When considering the question of the Washington Redskins’ name change, I think it’s important to address what that change means. Originally, my view was “It’s not a big deal.” When I start thinking about sports teams and their fans as cultural and social constructs, however, it becomes more complex. The proponents and opponents of the name change debate become two different cultures, each with their own history, traditions, beliefs, and practices. Is one set of beliefs more important than the other? Well, I don’t think that’s the important factor here. The important factor is racism.
When I first heard the argument that the Redskins’ name was racist, I stopped and tried to put myself in the shoes of the Native Americans who would be insulted by this name. At first, I had a hard time. I’m Irish, and I could label myself as “Irish-American” instead of just “white.” My grandfather’s family was born in Ireland, and his parents and older brother all moved here before my grandfather was born. I have distant second-cousins still living in Ireland, and my family keeps in touch with them.
Based on my standpoint as an Irish-American, I tried to think how I would feel if the debate about the name change was over another team: the Notre Dame Fighting Irish. My thoughts on the matter basically amounted to, “I could be offended that this team name stereotypes Irish as both drunkards and brawlers.” It did not, however, move me to any real emotion (I didn’t get angry or offended over this; I merely considered the possibility that others could).
I felt like I was missing some important point, however. Sports fans in favor of keeping the Redskins’ name have said they feel that the name “honor[s] the Native Americans” as “a symbol of loyalty and courage.” Those statements are easily open to dispute, but rather than focusing on the statements themselves, I want to look deeper.
After giving the issue some thought, I ended up considering the following scenario:
Imagine you are an African American. You find out a new sports team is forming nearby. The team uniforms will be inspired by colors used in the flags of African nations, and the team is meant to “honor African Americans” as “a symbol of African pride and heritage.”
Then you find out that the team will be named “The Mississippi Coloreds.”
Would you find this offensive?

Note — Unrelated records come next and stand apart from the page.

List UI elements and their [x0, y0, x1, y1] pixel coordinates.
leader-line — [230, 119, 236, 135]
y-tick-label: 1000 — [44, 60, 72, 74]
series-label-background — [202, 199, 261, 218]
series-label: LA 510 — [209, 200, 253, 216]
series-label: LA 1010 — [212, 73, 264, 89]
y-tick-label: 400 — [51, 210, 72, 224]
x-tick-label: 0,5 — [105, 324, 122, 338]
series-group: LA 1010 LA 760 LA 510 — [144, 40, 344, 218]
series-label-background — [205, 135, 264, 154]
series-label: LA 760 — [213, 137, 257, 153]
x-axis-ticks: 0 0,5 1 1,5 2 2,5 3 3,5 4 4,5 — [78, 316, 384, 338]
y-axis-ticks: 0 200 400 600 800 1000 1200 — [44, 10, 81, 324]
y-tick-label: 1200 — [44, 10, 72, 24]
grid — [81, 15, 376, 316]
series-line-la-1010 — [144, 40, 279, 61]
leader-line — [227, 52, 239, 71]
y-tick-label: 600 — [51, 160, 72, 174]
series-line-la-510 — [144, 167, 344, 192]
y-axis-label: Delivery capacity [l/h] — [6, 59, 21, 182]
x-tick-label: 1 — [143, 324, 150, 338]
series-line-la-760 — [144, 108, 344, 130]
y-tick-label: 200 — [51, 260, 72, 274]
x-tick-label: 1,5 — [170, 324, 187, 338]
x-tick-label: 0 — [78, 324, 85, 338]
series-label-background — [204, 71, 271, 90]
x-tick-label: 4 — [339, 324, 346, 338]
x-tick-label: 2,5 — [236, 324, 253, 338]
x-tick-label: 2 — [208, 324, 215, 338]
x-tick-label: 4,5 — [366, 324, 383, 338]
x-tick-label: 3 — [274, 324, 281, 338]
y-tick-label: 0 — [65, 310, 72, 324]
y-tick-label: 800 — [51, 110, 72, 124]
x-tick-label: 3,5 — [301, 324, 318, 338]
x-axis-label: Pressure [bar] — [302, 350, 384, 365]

Would you want them to change the name? I went to Twitter and asked if people would consider “coloreds” offensive. The responses were consistent: yes, they find it offensive. Along those lines, I am sure there would be a LOT of protest to naming a sports team in this way.
This then brings me to a better understanding of the Redskins’ name change debate. If it’s not okay to name a sports team “honoring African Americans” by naming the team based on the color of that race’s skin, then why do people think it’s okay to name the Redskins in the same way?
Perhaps our society hasn’t had enough education in this regard to view “Redskins” as an offensive term in the same way we do other racist words. Though you might need to consider whether you would ever use the word when speaking to a Native American. I think that a more appropriate way to “honor Native Americans” would be to only use names they embrace, rather than names they find offensive.
This train of thought has certainly influenced the way I view the name change debate. I think that when taken in this context, it should be clear why the name is offensive.
There are a lot of other angles for me to pursue as I take this research forward, but I think what I’ve covered here is helping me to narrow my focus. Some of the key issues are cultures, the “us vs them” perspective that can develop between cultures, and the offensive nature of referring to a group of people based on their skin (even if people claim they are doing it to “honor” them). I’ll be exploring these issues more in the future, and hoping to increase my own understanding as I go along.